PDA

View Full Version : SS: Losing a BIG contract



ufcrusher
08-09-2005, 01:51 PM
My wife works for a major defense contractor and they were waiting to hear on 2 major bids they had submitted to the government. Yesterday afternoon, they found out about the larger of the two contracts which was worth approximately $215 million dollars.

Lets just say their competitor (on this contract) is dancing in the streets.

They had put ALOT of time into this contract. LOTS.

Thesifer
08-09-2005, 03:12 PM
Gotta go with the lowest bidder :) Even if that means shotty work and slow completion times.

ufcrusher
08-09-2005, 03:28 PM
Gotta go with the lowest bidder :) Even if that means shotty work and slow completion times.

My wife's company was the lower bidder. Some other reasoning was used.

Thesifer
08-09-2005, 05:49 PM
Oh.. Then its not what you know.. Its who you know.. :D .. Does that one work?

cheapie
08-09-2005, 10:15 PM
or...no offense...the other company had a better value proposition. ;)

Maarchk
08-09-2005, 10:20 PM
dats crappy. I hope they get teh other one, and the first company that got the other contract does a crappy job and "never works in that town again"

mcs328
08-10-2005, 07:02 AM
is the other guy hiring? :)

believe it or now that happens too...people in a company that lose a contract just quit and work for the company that won the contract.

attgig
08-10-2005, 09:52 AM
is the other guy hiring? :)

believe it or now that happens too...people in a company that lose a contract just quit and work for the company that won the contract.

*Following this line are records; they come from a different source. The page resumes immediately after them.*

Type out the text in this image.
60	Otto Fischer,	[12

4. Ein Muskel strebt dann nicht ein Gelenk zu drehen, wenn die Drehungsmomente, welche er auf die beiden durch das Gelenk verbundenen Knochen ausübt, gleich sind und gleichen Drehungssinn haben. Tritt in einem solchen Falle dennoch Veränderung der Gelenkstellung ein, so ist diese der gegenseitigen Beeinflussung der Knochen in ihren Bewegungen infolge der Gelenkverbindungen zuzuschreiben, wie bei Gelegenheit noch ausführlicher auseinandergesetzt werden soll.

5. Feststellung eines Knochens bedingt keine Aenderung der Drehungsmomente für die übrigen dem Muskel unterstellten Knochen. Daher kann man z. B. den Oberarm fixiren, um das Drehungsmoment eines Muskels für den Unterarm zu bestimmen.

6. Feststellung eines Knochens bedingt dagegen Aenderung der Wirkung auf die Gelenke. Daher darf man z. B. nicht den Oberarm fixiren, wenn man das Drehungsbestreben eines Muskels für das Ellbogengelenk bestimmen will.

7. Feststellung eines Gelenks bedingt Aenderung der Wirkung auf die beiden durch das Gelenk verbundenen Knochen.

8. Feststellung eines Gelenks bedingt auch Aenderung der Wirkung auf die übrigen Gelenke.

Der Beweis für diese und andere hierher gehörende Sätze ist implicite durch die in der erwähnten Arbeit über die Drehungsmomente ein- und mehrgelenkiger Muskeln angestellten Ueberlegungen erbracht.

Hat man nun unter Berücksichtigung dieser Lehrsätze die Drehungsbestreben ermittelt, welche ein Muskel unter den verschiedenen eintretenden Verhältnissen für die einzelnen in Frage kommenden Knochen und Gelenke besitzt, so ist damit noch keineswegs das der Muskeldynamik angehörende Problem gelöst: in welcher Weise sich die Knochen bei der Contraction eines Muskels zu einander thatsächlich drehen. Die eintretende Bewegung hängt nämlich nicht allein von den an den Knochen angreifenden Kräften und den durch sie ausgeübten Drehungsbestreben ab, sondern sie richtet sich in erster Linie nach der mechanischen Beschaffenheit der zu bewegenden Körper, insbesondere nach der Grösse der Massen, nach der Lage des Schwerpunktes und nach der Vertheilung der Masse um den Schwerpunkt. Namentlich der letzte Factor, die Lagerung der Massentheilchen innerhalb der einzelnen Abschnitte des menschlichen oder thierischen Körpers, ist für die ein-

yup that happened to my cousin.

he used to work for company A. then moved to company B cuz they won some contract. then, they compete for another contract, that company A wins. his old boss at company A calls him up, and tells him to come back for this new project....

gwilks98
08-10-2005, 11:43 AM
sounds like dangerous grounds. I recall something like this happening before:
http://seattlepi.nwsource.com/business/199821_sears16.html

http://www.govexec.com/dailyfed/0105/010505g1.htm


Druyun, 57, was sentenced last fall after violating federal conflict of interest laws by negotiating a $250,000-a-year job with Boeing, the Pentagon's second largest contractor, while managing the Air Force's federal contracts. Druyun admitted to favoring Boeing in at least four separate contract negotiations, in exchange for jobs for her daughter and son-in-law


It could always be more politics. Sorry to hear about the little guy getting stepped on.